First Post

I’ve tried blogging in the past, but in each case I didn’t have any kind of enthusiasm for it.  I was just trying to do what all the cool kids were doing.  I think that may have changed on this go.

About 1 month ago, after a prolonged series of “what do I want to do” crises, I finally justified to myself that enjoying life, enjoying how you spend the majority of your days or at least having a passion for the goals toward which you spend the majority of your time working, is rationally the most fundamental rule one can hold on to even in the midst of absolute uncertainty about anything and everything else.  Inherent in the “enjoy life” rule is a compatibility with every school of thought that I am aware of, whether it be religious, atheistic, economic, etc.  I suppose you have to add in there a certain awareness that ”long-term” enjoyment will generally yield better results than “short term” enjoyment.

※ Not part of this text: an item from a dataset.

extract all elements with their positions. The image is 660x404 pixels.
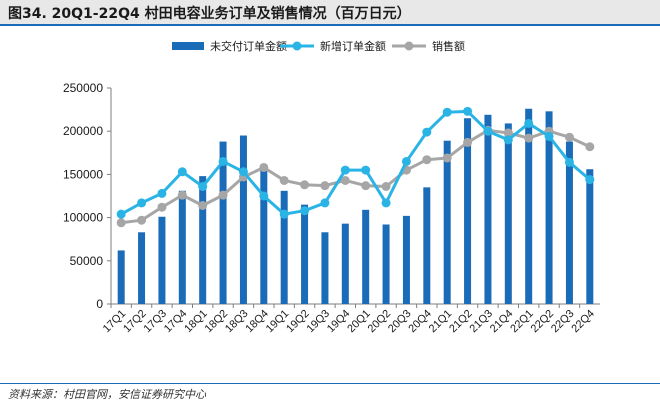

I think the tipping point, as it were, came when I read “Now, Discover Your Strengths” by Marcus Buckingham and Donald O. Clifton, and incidentally, I think everyone should read this in high school.  The premise is that we tend to describe ourselves in terms of negations and abnormalities:  “I’m not good at sports.”  “That person is agoraphobic.”  “I have a problem with math.”  As a result of this negative-based vocabulary, in general we have developed an ability for astute identification of weaknesses, and that skill, combined with the ideal of the “Renaissance Man”, brings us to focus on our weaknesses and how to improve them.  The problem with this “weakness-fixing” is that we tend to ignore our strengths.  The theory goes that by the time you’re around 16 your brain has largely “wired” itself, and as part of that “wiring” process it has pared down the diversity of neural pathways to a handful of primary ones, around 5.  Those primary neural pathways entail the easiest and quickest ways your brain can process information, implying that when presented with information that needs processing your brain tends to send it down one of those 5 processing pipelines.  Combined with the fact that endorphines are released when neural connections are executed, use of these pipelines allows for quite a lot of “feeling good”.  In short, the book says each of us has around 5 of the roughly 34 known “innate talents”, and instead of trying to develop new ones, which physiologically won’t happen after your brain has finished “wiring” itself, we need to identify these innate talents and play to those strengths.  Then, you can take their “Strengths Finder” test that will help you identify your specific set of strengths.

All that to say I finally have a good reason to fully embrace design.  It’s something I have tended towards since I was quite little, but until now I have resisted it out of some misguided sense that I should keep “improving my weaknesses”.  Specifically, I’m into virtual world design.  The context within which players exist inside an MMORPG.  And I’m not talking about cursory ideas, I want to dig deep, considering every possible angle on how to appropriately simulate reality.